Inspired by Probabilistic Programming and Bayesian methods for Hackers, I wrote a program indended to assess the quality and confidence of testing.
The inputs to the program are as follows:
- your prior estimate for the probability of the code you’ve just written being free from bugs
- given that your program passes your test suite without errors, your estimate on your code being error-free
- given that your program passes your test suite without errors, your estimate that your program still contains bugs.
Basically, the first of these three parameters, the ‘prior’ expresses the confidence you have in your coding ability. Parameter number 2 and 3 expresses your confidence in the quality of your test suite.
Above are three qraphs, each of them having a prior of 20%, that is, your belief in your ability to write bug free code is 20%.

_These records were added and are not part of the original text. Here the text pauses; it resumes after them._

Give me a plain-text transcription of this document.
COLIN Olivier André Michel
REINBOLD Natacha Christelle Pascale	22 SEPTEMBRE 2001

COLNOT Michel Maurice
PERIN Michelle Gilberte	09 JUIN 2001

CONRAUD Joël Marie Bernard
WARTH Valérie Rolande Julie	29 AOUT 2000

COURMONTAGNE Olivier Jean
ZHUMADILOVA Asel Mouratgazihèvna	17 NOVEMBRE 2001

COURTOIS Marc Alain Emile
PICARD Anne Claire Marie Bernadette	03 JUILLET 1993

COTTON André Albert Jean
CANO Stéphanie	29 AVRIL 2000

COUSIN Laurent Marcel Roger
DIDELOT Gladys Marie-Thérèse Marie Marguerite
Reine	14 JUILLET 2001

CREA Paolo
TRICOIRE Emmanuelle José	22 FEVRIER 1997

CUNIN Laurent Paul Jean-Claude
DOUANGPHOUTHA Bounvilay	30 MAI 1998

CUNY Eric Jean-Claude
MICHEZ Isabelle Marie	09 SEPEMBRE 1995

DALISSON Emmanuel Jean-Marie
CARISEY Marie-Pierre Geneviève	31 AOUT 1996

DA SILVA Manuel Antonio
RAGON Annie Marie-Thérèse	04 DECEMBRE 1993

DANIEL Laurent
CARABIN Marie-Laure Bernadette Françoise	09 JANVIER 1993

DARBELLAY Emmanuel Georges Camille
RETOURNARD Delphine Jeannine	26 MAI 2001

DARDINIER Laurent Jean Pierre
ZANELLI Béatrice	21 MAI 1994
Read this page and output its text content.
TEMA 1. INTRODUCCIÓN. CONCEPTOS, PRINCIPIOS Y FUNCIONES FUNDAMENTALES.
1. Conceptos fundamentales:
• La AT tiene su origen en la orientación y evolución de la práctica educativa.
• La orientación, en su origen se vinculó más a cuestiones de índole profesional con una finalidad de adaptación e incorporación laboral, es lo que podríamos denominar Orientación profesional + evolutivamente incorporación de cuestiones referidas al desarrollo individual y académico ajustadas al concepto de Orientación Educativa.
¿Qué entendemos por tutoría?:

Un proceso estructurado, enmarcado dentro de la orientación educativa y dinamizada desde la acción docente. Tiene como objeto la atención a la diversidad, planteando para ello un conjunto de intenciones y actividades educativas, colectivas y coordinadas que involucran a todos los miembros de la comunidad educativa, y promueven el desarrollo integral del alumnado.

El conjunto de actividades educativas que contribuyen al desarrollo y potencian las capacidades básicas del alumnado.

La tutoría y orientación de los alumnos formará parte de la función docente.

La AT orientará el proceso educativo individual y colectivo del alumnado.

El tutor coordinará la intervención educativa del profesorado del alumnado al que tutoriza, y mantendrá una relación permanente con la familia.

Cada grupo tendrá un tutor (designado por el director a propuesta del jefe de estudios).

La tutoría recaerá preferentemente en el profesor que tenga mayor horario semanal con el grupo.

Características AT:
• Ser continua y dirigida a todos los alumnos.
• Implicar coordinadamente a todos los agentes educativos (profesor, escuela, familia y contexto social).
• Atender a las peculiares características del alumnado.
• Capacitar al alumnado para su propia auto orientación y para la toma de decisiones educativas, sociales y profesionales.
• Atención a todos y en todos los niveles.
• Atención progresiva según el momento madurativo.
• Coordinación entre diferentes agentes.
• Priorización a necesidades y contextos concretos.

In the first graph, we can pretend that we have just begun to build our test suite, and our conficence on it’s capability for catching problems is fairly low. Therefore, we set the probability for the code being free from bugs despite passing the test suite to some number reflecting that uncertainty, let’s say 80%. Similarly, we set the probability for the code having bugs, despite having passed the test suite, to 20% .
In the second graph, those numbers have been changed to 90% and 10%, that is, our confidence in our test suite has increased a bit (but we still have fairly low estimate, 20%, on our ability to write bug free code.
In the third graph our conficence in our test suite has grown further.
The problem, of course, is not doing the Bayesian calculation, that’s easy, the problem in the real world is to find realistic numbers for the parameters. To do so, one might grab the parameter for the prior from historical records for each developer, and to set the parameters for the confidence in the test suite, I can imagine several parameters impacting that, e.g. test coverage, that is, percentage of lines of code of the application being exercised by the test suite. memory leak and usage analysis, performance analysis, domain experience etc.
The point of the Bayesian analysis in this context is to identify some rationale for when the testing effort is ‘good enough’ – we can never do exhaustive testing for anything but trivial applications.